“What a difference a year makes.” That was the first comment from Tom Kiernan, CEO of the American Wind Energy Association (AWEA), during his opening presentation at the organization’s recent Wind Energy Finance & Investment Conference in New York. Last year at this time, uncertainty was the word typically used to describe the wind industry.
“No one could predict the future and whether the production tax credits would be renewed — and, if so, for how long,” he said. “Would it be for one year, five years, no years? No one knew for sure.”
The uncertainty made it tough for investors and developers to plan for future wind projects. The PTC is a federal incentive that provides financial support for the development of renewable energy facilities. Since 2008, it has helped drive down the cost of wind by 66% and more than triple wind power in the U.S. But it was set to expire at the end of 2015.
“This year, we have certainty: a five-year extension with a phase-down and a four-year guidance from the IRS. And the result?” he asked. “The country now has 18,000 MW under or nearing construction, which is close to a record number. Things are really rocking for wind power.”
Kiernan gave full credit to those in the industry and offered special thanks to wind advocates, companies, and AWEA members who helped educate Congress on the significance of wind energy and what it needs for continued success. He also credited investors who’ve spent $120 billion in the wind industry over the last 10 years.
“That support has allowed the industry to grow to a total of 75,000 MW of installed capacity this year,” he said “Wind makes up five percent of all U.S. generating power and, given the capacity we have under construction, we should be at 10% of electrical generation by 2020. That’s right on track with the Department of Energy’s Wind Vision.”
The Wind Vision report maintains that wind power could double in the next four years and supply 20% of U.S. electricity needs by 2030. The report also shows that wind could be a viable source of renewable electricity in all 50 states by 2050. In this scenario, consumer savings are projected to reach $14 billion a year by 2050, with cumulative savings on electricity bills reaching $149 billion.
Wind power already provides nine states with 12% or more of their annual electricity production, and Iowa, South Dakota, and Kansas source more than 20% of their annual electricity from wind. Kiernan pointed out that Texas has also seen wind reliably meet over 40% of its electricity needs and in Colorado wind has at times contributed to over 65% of the state’s power.
“A large reason for this exponential growth in wind energy comes from purchasers.

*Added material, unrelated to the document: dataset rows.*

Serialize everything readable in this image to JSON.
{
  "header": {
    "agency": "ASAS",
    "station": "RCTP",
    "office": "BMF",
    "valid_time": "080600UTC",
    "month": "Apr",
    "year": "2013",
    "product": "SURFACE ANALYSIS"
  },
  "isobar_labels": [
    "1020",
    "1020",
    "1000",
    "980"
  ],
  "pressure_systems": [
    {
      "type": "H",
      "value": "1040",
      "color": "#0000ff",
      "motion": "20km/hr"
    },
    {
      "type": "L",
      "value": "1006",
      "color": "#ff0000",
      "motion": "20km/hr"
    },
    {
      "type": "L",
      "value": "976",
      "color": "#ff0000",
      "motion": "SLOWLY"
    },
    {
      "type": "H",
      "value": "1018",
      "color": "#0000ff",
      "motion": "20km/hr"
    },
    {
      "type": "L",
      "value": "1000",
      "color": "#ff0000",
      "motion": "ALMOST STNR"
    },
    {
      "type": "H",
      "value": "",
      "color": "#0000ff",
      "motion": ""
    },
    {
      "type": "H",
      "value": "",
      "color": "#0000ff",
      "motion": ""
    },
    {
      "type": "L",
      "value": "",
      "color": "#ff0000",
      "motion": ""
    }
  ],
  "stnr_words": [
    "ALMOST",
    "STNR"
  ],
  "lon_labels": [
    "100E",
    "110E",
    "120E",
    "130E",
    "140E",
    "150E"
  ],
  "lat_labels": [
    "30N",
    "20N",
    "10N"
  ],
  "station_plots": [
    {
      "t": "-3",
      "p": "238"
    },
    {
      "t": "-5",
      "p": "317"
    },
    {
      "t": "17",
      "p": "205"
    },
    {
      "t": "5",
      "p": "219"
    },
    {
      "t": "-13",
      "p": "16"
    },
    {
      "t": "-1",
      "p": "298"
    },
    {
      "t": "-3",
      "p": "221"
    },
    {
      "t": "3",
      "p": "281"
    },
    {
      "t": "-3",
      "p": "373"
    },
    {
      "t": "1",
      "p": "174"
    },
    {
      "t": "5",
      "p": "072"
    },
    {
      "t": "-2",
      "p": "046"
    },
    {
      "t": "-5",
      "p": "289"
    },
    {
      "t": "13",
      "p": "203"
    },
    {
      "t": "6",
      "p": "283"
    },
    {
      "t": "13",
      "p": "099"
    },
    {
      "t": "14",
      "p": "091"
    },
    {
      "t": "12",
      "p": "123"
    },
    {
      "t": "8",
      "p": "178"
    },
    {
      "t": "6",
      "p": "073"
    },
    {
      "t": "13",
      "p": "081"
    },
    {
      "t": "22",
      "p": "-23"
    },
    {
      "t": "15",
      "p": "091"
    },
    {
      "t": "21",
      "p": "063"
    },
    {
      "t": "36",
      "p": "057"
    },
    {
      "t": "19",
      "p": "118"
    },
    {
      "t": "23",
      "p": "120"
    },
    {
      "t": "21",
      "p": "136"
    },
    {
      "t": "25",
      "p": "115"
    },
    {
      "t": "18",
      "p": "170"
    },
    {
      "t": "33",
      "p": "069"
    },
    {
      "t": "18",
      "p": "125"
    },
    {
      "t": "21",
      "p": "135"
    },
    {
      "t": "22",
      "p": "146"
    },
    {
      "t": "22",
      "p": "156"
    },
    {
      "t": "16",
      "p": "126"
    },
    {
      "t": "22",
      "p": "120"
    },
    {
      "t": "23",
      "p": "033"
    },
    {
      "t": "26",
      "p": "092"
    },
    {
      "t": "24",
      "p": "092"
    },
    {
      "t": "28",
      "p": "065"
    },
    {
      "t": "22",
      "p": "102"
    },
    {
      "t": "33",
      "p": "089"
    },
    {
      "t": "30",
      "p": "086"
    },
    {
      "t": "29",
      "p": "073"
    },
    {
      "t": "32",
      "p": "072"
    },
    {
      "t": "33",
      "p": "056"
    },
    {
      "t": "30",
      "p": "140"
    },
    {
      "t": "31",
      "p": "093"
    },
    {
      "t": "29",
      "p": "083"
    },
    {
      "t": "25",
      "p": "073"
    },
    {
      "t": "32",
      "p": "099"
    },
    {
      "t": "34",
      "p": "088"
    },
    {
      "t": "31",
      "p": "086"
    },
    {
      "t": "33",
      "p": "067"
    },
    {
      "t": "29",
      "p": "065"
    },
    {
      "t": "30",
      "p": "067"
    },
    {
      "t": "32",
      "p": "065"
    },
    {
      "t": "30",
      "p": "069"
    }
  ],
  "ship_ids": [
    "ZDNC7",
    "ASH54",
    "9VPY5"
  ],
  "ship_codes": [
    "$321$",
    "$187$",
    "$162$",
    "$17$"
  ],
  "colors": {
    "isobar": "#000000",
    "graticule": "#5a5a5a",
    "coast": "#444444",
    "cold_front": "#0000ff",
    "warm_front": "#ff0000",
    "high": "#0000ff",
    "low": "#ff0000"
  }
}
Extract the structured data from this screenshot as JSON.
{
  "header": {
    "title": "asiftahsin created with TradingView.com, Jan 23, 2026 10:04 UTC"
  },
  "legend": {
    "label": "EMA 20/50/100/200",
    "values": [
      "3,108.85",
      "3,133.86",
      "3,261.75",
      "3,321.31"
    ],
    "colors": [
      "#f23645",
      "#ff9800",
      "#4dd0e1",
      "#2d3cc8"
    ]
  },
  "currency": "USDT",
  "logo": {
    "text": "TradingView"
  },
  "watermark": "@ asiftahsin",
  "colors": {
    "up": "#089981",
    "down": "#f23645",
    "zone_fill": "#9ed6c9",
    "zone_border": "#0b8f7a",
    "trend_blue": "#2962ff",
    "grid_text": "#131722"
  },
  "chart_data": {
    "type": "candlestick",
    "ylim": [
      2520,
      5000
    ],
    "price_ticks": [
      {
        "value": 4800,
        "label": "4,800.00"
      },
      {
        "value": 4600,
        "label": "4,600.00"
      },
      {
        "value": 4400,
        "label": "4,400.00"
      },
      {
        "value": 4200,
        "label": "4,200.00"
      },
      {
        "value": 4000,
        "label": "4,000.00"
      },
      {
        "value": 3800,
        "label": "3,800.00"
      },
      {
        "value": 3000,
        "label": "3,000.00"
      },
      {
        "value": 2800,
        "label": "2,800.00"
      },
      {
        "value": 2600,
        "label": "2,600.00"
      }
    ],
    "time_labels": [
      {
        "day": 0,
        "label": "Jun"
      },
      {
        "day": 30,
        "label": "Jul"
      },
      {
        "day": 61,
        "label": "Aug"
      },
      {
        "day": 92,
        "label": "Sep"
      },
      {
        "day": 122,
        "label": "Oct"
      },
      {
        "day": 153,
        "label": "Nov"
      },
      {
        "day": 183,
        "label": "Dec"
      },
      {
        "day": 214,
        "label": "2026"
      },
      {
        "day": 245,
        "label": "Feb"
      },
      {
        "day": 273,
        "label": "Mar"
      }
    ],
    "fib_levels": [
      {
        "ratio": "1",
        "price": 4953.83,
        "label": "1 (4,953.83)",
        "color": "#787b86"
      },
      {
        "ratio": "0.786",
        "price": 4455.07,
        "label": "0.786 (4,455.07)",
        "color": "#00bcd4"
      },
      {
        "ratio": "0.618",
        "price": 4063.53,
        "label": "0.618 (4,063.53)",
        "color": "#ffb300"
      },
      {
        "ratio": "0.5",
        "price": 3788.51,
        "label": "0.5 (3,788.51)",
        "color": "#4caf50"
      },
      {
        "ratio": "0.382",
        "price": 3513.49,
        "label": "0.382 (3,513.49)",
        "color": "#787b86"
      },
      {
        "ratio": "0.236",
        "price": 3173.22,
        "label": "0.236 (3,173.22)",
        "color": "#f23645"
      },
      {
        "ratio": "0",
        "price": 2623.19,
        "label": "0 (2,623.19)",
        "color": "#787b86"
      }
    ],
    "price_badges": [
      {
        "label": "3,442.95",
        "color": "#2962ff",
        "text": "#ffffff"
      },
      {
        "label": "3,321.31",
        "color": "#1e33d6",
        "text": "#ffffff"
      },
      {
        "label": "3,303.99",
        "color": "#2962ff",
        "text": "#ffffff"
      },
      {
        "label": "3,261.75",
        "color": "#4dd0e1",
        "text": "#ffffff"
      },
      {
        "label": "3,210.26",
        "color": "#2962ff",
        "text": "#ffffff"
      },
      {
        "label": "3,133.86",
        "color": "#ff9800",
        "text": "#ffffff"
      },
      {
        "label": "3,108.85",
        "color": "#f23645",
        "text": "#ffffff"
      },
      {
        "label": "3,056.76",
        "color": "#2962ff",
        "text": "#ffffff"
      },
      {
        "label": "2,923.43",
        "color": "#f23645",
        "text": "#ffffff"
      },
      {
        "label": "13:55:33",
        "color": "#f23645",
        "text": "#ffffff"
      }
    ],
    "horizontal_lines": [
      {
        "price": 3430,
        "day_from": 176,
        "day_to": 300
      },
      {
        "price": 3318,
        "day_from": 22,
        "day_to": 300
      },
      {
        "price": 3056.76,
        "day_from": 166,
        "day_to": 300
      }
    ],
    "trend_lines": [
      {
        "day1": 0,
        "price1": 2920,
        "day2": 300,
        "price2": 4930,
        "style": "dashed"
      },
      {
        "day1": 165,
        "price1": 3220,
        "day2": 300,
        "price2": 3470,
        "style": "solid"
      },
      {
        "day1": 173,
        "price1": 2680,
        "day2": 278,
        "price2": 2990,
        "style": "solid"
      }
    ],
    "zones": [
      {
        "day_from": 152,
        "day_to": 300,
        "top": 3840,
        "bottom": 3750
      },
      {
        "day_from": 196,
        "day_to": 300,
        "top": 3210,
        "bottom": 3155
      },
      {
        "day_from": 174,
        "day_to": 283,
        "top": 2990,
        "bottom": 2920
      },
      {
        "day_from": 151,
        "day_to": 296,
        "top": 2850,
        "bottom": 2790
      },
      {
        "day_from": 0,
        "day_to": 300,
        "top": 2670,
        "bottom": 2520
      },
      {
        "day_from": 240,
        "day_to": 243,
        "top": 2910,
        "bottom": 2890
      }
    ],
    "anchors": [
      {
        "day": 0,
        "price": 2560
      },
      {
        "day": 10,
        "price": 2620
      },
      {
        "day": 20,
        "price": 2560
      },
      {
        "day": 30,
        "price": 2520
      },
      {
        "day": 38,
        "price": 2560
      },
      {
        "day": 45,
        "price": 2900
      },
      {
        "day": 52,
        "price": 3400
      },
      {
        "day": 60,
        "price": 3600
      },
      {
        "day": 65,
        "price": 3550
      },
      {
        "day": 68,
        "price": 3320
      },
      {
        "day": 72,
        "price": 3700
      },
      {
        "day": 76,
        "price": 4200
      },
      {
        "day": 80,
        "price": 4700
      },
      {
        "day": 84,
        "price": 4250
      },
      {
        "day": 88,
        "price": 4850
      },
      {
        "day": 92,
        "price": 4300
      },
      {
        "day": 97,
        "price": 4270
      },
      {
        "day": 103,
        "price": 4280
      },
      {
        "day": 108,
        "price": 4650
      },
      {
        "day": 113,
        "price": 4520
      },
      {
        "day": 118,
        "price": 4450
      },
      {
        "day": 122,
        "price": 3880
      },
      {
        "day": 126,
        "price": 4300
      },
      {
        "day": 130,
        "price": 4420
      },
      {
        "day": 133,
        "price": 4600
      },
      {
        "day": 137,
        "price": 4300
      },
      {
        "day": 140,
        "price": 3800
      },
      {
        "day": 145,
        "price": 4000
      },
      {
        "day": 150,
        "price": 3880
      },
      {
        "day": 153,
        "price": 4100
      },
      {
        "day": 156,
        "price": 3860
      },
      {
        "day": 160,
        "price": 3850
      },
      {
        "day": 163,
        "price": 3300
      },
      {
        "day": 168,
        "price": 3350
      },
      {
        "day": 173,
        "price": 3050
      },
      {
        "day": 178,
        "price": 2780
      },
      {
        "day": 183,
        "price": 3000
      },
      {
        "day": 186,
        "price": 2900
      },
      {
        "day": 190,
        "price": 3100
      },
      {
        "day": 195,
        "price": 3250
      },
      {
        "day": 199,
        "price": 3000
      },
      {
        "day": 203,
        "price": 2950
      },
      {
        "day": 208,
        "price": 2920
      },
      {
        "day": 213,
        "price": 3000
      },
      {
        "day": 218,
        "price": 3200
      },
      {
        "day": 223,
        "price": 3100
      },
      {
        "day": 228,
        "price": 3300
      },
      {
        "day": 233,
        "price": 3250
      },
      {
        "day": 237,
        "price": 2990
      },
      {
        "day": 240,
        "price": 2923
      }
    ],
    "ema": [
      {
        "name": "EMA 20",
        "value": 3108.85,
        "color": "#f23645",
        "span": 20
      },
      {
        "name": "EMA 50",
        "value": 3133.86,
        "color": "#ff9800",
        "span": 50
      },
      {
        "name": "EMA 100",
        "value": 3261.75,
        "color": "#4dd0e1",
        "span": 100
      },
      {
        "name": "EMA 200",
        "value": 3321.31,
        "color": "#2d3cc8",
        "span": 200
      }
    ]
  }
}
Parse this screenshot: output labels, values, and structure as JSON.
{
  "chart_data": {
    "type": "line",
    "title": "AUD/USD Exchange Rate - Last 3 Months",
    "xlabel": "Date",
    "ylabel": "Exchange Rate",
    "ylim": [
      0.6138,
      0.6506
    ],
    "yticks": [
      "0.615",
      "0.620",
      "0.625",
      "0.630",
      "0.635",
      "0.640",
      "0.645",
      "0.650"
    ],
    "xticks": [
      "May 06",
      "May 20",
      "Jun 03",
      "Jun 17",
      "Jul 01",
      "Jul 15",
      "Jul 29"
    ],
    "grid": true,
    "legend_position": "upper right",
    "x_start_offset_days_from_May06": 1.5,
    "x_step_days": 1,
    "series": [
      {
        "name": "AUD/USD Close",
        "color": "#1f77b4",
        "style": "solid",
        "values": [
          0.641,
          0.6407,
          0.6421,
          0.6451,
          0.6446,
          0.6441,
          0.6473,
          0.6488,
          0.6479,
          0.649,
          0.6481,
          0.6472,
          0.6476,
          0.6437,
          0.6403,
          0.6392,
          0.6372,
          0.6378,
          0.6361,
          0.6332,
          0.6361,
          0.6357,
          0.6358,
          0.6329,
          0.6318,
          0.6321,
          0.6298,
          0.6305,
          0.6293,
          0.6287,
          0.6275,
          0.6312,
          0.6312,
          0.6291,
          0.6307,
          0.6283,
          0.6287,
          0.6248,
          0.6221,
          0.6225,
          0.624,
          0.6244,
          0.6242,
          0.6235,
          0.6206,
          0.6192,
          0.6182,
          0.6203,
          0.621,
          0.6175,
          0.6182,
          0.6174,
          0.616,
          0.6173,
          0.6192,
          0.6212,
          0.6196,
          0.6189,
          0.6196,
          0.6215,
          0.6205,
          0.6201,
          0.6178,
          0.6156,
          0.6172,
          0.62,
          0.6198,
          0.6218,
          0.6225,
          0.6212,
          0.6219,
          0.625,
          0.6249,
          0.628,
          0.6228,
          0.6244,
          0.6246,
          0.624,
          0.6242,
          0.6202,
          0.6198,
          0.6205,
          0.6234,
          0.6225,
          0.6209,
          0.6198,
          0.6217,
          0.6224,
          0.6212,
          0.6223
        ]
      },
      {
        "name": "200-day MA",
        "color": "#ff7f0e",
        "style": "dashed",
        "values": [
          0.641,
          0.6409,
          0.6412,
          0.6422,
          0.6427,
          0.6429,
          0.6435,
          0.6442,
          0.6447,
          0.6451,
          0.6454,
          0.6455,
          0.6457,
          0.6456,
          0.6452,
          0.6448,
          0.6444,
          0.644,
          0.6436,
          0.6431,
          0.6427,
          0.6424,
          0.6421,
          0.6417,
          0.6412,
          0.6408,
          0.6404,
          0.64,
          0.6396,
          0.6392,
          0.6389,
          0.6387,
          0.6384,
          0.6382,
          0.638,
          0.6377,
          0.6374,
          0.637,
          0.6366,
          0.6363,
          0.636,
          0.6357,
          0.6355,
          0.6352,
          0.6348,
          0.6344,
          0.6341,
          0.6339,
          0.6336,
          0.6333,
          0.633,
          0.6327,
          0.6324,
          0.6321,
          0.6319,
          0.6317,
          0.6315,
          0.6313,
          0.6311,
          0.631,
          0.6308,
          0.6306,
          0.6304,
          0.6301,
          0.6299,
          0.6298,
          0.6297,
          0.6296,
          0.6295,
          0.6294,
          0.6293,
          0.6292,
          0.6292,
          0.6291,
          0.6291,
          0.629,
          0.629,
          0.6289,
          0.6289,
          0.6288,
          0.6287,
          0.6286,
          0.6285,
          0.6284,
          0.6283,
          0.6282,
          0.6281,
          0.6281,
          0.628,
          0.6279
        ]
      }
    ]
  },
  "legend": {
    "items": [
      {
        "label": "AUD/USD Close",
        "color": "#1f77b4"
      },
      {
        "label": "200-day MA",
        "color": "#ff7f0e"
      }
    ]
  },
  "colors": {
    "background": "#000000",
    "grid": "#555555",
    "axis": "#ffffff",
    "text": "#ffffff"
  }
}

It’s no longer just high-tech companies, such as Google or Facebook, that are buying wind power but also mainstream companies, such as Wal-Mart, Proctor & Gamble, and Dow Chemical,” he said. Major brands and other non-utility customers signed 52% of the wind-power capacity contracted through power purchase agreements in 2015.
So, why are these companies investing in wind? “Sure, it’s affordable, reliable, renewable, and provides years of stable pricing,” said Kiernan. “But mostly these companies are buying wind power because it makes good business and financial sense for them.”
He added that this is an important message to share with communities throughout the U.S. — and with Congress. “While we have the phase-down support of the PTC right now, we have to plan beyond the next four years and into 2020.” Kiernan said it is important to ensure the strong momentum wind power has gained doesn’t fade out with the PTC. “We don’t want a boom-and-bust cycle but long-term stable policies, pricing, and clean power. It is also important for the Clean Power Plan,” he added.
The Clean Power Plan (CPP) offers guidelines for reducing carbon pollution from power plants and acting on climate change. It is currently undergoing appeals because of a Supreme Court stay.
“We feel strongly that the Clean Power Plan will eventually move forward,” Kiernan said. “When you look at the geography of where wind power is strong and CO2 emissions have been reduced, it maps well with what states we still need to get onboard to comply with the CCP.”
If proof is needed that the CPP’s goal is attainable, Kiernan said to look to the Department of Energy’s report released last year that states wind power is the biggest, fastest, and cheapest means to carbon reduction. “Of course, there is still a lot of work to be done. When you look at the windiest part of the country and where transmission lines are installed, we have to develop better integration to ensure wind power can cost-effectively come online.”
Access to sufficient transmission infrastructure will be an important catalyst for future growth of wind energy and reduced carbon emissions. “That’s where education continues to come into play and why stable policies are needed to get the full potential of wind power to customers,” he said.
Fortunately, regional grid operators such as PJM, part of the Eastern Interconnect, have indicated that they plan to proceed with the Clean Power Plan regardless of the current stay. With wind energy costs at an all-time low, demand remains strong for this clean-energy source.
While we are only part way through the month, Kiernan pointed to the month of October as an example of wind power’s success and future potential. “Based on the number of contracts written and turbines supplied, it looks like October will result in the biggest month ever for the wind industry. We’ll have to wait to see for sure. But it’s an exciting time for wind in the U.S. and essential we keep up the momentum.”